Scientology is een praktische religie die zich bezighoudt met het bestuderen van kennis, en waarbij door middel van het toepassen van haar technologie wenselijke veranderingen teweeg kunnen worden gebracht in de condities van het leven. Het is ontwikkeld door L. Ron Hubbard in zo’n dertig jaar tijd. De term Scientology komt van het Latijnse scio (weten in de meest volledige betekenis van het woord) en het Griekse woord logos (studie van). Scientology wordt verder gedefinieerd als “de studie en behandeling van het spirituele wezen in relatie tot zichzelf, universa en andere levensvormen”.

sessie:

de tijdsperiode gedurende welke auditing plaatsvindt, wordt een auditingsessie genoemd. Zie ook auditing in deze Verklarende Woordenlijst.

somatiek:

in Scientology gebruiken we het woord somatiek voor het aanduiden van alle soorten onaangename lichamelijke gewaarwordingen, ziektes, pijnen of lichamelijke ongemakken. Soma betekent in het Grieks “lichaam”.

steenpuist:

een pijnlijke rode zwelling op de huid die gevuld is met pus.

technologie:

de toepassingsmethoden van een kunst of wetenschap in tegenstelling tot louter de kennis van de wetenschap of kunst zelf.
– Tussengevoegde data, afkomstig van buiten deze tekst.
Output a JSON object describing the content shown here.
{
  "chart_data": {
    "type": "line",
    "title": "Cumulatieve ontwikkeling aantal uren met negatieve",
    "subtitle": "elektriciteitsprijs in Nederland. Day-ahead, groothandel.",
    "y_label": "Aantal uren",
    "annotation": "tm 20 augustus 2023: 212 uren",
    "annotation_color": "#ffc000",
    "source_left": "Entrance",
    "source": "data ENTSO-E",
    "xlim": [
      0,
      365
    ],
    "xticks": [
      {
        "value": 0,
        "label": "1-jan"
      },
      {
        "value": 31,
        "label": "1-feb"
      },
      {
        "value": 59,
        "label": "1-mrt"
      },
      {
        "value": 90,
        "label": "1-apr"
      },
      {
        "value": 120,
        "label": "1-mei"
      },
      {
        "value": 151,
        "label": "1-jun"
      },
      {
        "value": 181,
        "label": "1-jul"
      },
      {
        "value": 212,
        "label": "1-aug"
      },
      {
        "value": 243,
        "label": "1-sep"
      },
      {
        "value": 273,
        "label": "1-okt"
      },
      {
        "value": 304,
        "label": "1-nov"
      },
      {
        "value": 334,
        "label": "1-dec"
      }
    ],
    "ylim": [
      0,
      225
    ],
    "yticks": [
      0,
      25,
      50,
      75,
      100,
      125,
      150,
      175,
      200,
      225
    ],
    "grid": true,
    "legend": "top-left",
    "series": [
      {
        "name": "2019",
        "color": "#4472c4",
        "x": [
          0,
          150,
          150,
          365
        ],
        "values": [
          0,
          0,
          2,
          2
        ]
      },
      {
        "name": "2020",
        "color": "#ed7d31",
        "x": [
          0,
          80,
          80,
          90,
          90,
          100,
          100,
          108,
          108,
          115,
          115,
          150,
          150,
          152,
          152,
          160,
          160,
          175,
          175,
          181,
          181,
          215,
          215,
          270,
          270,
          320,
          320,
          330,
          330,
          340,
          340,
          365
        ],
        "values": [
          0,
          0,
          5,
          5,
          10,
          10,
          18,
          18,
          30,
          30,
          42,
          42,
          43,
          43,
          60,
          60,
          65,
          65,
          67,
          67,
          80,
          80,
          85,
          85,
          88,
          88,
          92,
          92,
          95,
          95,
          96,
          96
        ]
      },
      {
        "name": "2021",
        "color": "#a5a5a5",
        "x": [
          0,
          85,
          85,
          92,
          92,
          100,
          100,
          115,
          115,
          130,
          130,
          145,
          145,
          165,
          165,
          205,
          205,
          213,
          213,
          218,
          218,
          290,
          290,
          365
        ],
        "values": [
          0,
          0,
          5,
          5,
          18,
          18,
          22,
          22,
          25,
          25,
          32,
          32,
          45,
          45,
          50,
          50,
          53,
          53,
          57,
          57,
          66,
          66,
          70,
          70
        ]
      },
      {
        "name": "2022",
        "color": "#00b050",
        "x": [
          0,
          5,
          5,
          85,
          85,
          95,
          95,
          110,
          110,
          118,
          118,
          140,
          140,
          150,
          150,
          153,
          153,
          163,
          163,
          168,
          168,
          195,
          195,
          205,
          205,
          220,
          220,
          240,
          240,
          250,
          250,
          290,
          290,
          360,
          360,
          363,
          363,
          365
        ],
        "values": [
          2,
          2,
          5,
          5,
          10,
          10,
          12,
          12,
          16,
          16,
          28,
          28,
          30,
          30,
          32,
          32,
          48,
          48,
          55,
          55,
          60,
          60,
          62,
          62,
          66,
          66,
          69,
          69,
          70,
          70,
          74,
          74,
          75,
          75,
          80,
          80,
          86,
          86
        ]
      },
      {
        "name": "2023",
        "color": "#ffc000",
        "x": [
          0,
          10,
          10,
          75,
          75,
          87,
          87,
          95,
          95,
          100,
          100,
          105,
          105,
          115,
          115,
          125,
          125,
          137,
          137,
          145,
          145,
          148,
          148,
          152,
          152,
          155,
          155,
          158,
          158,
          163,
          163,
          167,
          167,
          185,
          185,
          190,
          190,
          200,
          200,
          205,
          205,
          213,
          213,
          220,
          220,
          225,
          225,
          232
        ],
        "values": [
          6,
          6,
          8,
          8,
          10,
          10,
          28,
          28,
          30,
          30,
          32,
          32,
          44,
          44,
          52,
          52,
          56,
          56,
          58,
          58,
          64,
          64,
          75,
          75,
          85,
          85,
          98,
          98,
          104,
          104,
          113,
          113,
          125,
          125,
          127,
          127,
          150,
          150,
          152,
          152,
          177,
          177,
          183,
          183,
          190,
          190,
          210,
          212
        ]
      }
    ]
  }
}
In Scientology wordt de term technologie gebruikt voor de methoden van toepassing van de Scientology principes om de functies van het verstand te verbeteren en het potentieel van de geest te rehabiliteren, ontwikkeld door L. Ron Hubbard.

theta:

gedachte of leven. De term komt van de Griekse letter theta (), die de Grieken gebruikten om gedachte of wellicht het spirituele aan te duiden. Iets dat theta is, is gekenmerkt door rede, sereniteit, stabiliteit, geluk, opgewekte emotie, volharding en de andere factoren die de Mens gewoonlijk als wenselijk beschouwt.

thetan:

de persoon zelf – niet zijn lichaam of zijn naam, het fysisch universum of iets anders – het is wat zich bewust is van het bewust zijn, de identiteit die het individu is. De term thetan werd bedacht om elke mogelijke verwarring met oudere, niet-geldige begrippen uit te schakelen. Deze term komt van de Griekse letter theta, die de oude Grieken gebruikten om denken of misschien geest aan te duiden; er werd een n aan toegevoegd om er een zelfstandig naamwoord van te maken zoals dat op de moderne manier in de techniek wordt gedaan om woorden te creëren.

trauma:

een wond of schok, veroorzaakt door plotseling lichamelijk letsel, door bijvoorbeeld geweld of een ongeval.

verschijnselen:

dingen die zich voordoen of die worden waargenomen of geobserveerd; afzonderlijke feiten, dingen die gebeuren of veranderen zoals wordt waargenomen door de zintuigen of het verstand: met name van toepassing op een feit of gebeurtenis, de oorzaak of uitleg van datgene dat wordt geobserveerd of wetenschappelijk wordt beschreven.

zijndheid:

conditie of staat van zijn; bestaan. Zijndheid wordt ook gedefinieerd als het aannemen (het kiezen) van een identiteitscategorie. Zijndheid wordt door iemand zelf aangenomen, wordt door iemand aan zichzelf gegeven, of wordt verworven. Voorbeelden van zijndheid zijn iemands naam, iemands beroep, iemands lichamelijke eigenschappen, iemands rol in een spel – elk van die dingen zou men iemands zijndheid kunnen noemen.